Matus UHLAR - fantomas wrote:
On 06.08.09 15:37, Marc Perkel wrote:
  
This might be an advanced concept for you but what I meant was -  
deliberately send spam. Everyone doing sender verification is someone  
who is trying to BLOCK spam, and therefore are the good guys. I also  
track SAV calls and I use it as a WHITE list.
    

How do you differ between people doing SAV and people sending backscatter?
  
The backscatter list mixes these so it mixes SAV with people who have poorly configured rejection system. SAV doesn't go into the DATA phase so if they do QUIT without DATA then it's SAV. And if they are doing SAV then they are one of the good guys and get, in my system, NOBL listed. NOBL means don't blacklist.
The whole point of using backscatterer BL was to block bounces from machines
that send much of them, e. g. are using accept-then-bounce method.
(well, someone may want to block all mail from such machines)

Do you say that backscatterer list contains IPs of servers that do _not_
send backscatter but are doing SAV? Do you have any proofs about that?

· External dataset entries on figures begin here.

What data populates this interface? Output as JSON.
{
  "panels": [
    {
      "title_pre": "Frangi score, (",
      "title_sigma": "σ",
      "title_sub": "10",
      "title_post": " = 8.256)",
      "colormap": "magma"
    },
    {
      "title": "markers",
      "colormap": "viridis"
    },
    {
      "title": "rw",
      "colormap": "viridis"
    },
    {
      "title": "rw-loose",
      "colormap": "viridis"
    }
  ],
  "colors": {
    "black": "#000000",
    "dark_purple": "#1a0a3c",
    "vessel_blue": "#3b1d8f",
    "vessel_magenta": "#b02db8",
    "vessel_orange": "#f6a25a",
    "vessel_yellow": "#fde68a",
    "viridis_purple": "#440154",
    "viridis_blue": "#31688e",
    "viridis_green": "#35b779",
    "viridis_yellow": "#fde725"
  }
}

I hope those "good" SAV users are also using some good filtering policy
(reject machines w/o DNS, machines in blacklists, SPF fails) before they are
doing SAV, otherwise they just DoS the victims...

  

Actually the history of the backscatter list is that UCEprotect had them in their regular black list and do to pressure and complaints and false positives they separated them out. Their UCEProtect lists are better but still have a lot of false positives. But separating them was a move forward.

What they should do is return different codes to indicate what got them on the list. SAV is not backscatter. So if it is from <> and there is DATA then it's someone who is sending bad bounce messages to faked sender addresses. But if there is nod DATA then it's SAV. These should be processed separately.